6. M. A soutient qu'il encourt des risques pour sa sécurité en cas de retour en Albanie en raison de menaces pesant sur sa personne. Si M. A expose à l'audience être la cible potentielle d'un assassinat en raison de ses activités passées en Albanie, il ne ressort pas de son récit, peu circonstancié, que les menaces dont il fait état auraient un caractère vraisemblable. Par suite, M. A n'établit pas qu'il ne peut bénéficier de la protection de son pays d'origine ni qu'il serait susceptible d'être personnellement soumis à des peines ou des traitements inhumains ou dégradants en cas de retour dans ce pays. Dès lors, les moyens tirés de la méconnaissance des stipulations de l'article 3 de la convention européenne de sauvegarde des droits de l'homme et des libertés fondamentales et de l'erreur de droit ne peuvent qu'être écartés.

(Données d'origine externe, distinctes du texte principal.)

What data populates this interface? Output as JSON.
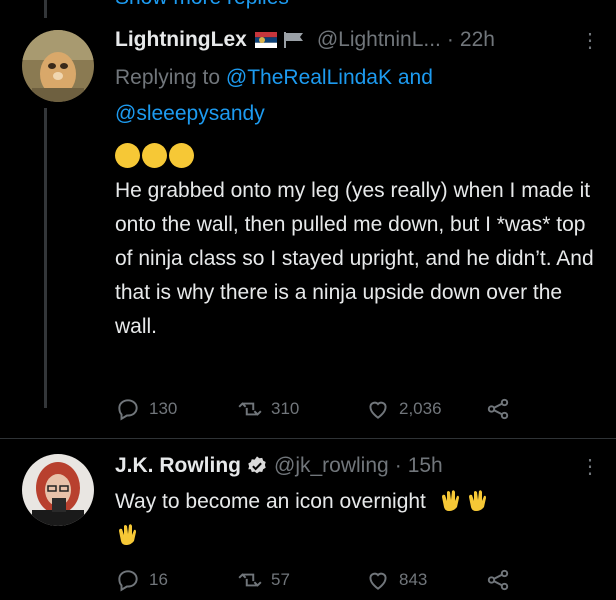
{
  "show_more": "Show more replies",
  "tweets": [
    {
      "name": "LightningLex",
      "handle": "@LightninL...",
      "sep": "·",
      "time": "22h",
      "more": "⋮",
      "replying_prefix": "Replying to",
      "reply_targets": [
        "@TheRealLindaK",
        "and",
        "@sleeepysandy"
      ],
      "emoji_line": [
        "rolling-laughing",
        "rolling-laughing",
        "rolling-laughing"
      ],
      "text": "He grabbed onto my leg (yes really) when I made it onto the wall, then pulled me down, but I *was* top of ninja class so I stayed upright, and he didn’t. And that is why there is a ninja upside down over the wall.",
      "replies": "130",
      "retweets": "310",
      "likes": "2,036"
    },
    {
      "name": "J.K. Rowling",
      "verified": true,
      "handle": "@jk_rowling",
      "sep": "·",
      "time": "15h",
      "more": "⋮",
      "text": "Way to become an icon overnight",
      "replies": "16",
      "retweets": "57",
      "likes": "843"
    }
  ],
  "colors": {
    "background": "#000000",
    "accent": "#1d9bf0",
    "muted": "#71767b",
    "text": "#e7e9ea"
  }
}
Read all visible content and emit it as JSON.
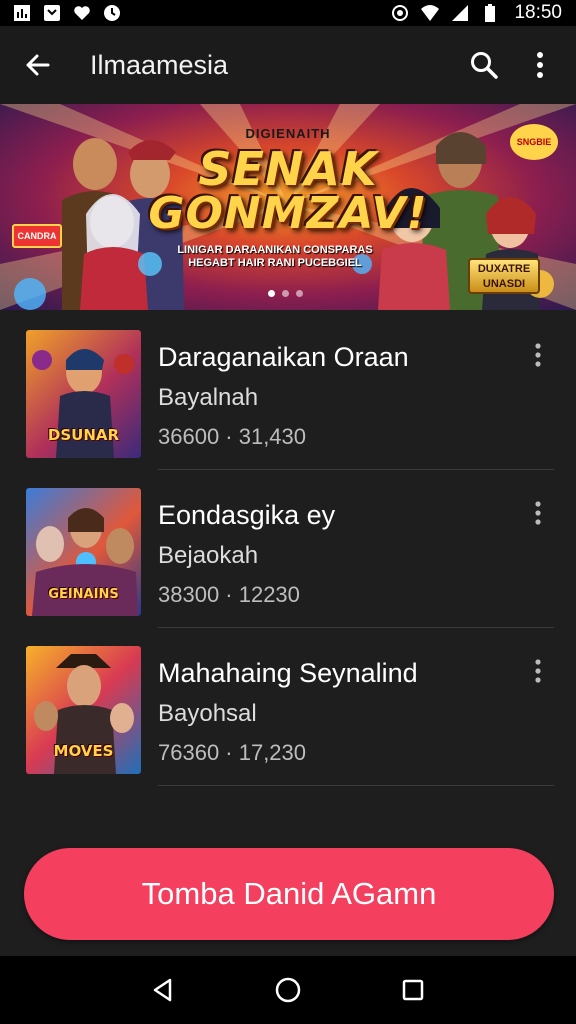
{
  "status_bar": {
    "time": "18:50",
    "left_icons": [
      "gallery-icon",
      "messenger-icon",
      "heart-icon",
      "clock-icon"
    ],
    "right_icons": [
      "silent-icon",
      "wifi-icon",
      "signal-icon",
      "battery-icon"
    ]
  },
  "app_bar": {
    "title": "Ilmaamesia",
    "icons": [
      "back-arrow-icon",
      "search-icon",
      "more-vertical-icon"
    ]
  },
  "banner": {
    "kicker": "DIGIENAITH",
    "title_line1": "SENAK",
    "title_line2": "GONMZAV!",
    "subtitle": "LINIGAR DARAANIKAN CONSPARAS HEGABT HAIR RANI PUCEBGIEL",
    "badge_left": "CANDRA",
    "badge_right": "SNGBIE",
    "corner_button": "DUXATRE UNASDI",
    "pager": {
      "count": 3,
      "active": 0
    }
  },
  "list": {
    "items": [
      {
        "title": "Daraganaikan Oraan",
        "subtitle": "Bayalnah",
        "meta": "36600 · 31,430",
        "thumb_label": "DSUNAR",
        "thumb_colors": [
          "#f0a12a",
          "#b0305a",
          "#3b2a7a"
        ]
      },
      {
        "title": "Eondasgika ey",
        "subtitle": "Bejaokah",
        "meta": "38300 · 12230",
        "thumb_label": "GEINAINS",
        "thumb_colors": [
          "#3a7cd8",
          "#e0583a",
          "#2a3a8a"
        ]
      },
      {
        "title": "Mahahaing Seynalind",
        "subtitle": "Bayohsal",
        "meta": "76360 · 17,230",
        "thumb_label": "MOVES",
        "thumb_colors": [
          "#f6b12a",
          "#d83a52",
          "#1f6fb8"
        ]
      }
    ]
  },
  "primary_button": {
    "label": "Tomba Danid AGamn",
    "color": "#f43f5e"
  },
  "nav_bar": {
    "icons": [
      "back-triangle-icon",
      "home-circle-icon",
      "recents-square-icon"
    ]
  }
}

7. Enfin, si M. A expose avoir manifesté sa volonté, lors de ses auditions par les services de police, de déposer une demande d'asile en France, il ressort des pièces du dossier que lors de ces auditions, après avoir soutenu être de nationalité bulgare, l'intéressé a fait état, en termes généraux, de menaces le concernant dans son pays d'origine, mais n'a pas expressément exprimé le souhait d'engager une démarche visant à obtenir l'asile en France. Par suite, le moyen tiré de la méconnaissance des dispositions des articles L. 521-1 et L. 521-7 du code de l'entrée et du séjour des étrangers et du droit d'asile doit être écarté.

8. Il résulte de tout ce qui précède que M. A n'est pas fondé à demander l'annulation de la décision en date du 29 novembre 2023 par laquelle la préfète du Rhône a fixé son pays de destination. Par voie de conséquence, les conclusions présentées sur le fondement des dispositions de l'article L. 761-1 du code de justice administrative doivent également être rejetées.

D E C I D E :

Article 1er : M. A est admis au bénéfice de l'aide juridictionnelle provisoire.

Article 2 : Le surplus des conclusions de la requête de M. A est rejeté.

Article 3 : Le présent jugement sera notifié à M. B A et à la préfète du Rhône.

Lu en audience publique le 6 décembre 2023.

Le magistrat désigné,

F-X. Richard-RendoletLa greffière,

F. Gaillard

La République mande et ordonne à la préfète du Rhône en ce qui la concerne, ou à tous commissaires de justice à ce requis en ce qui concerne les voies de droit commun contre les parties privées, de pourvoir à l'exécution de la présente décision.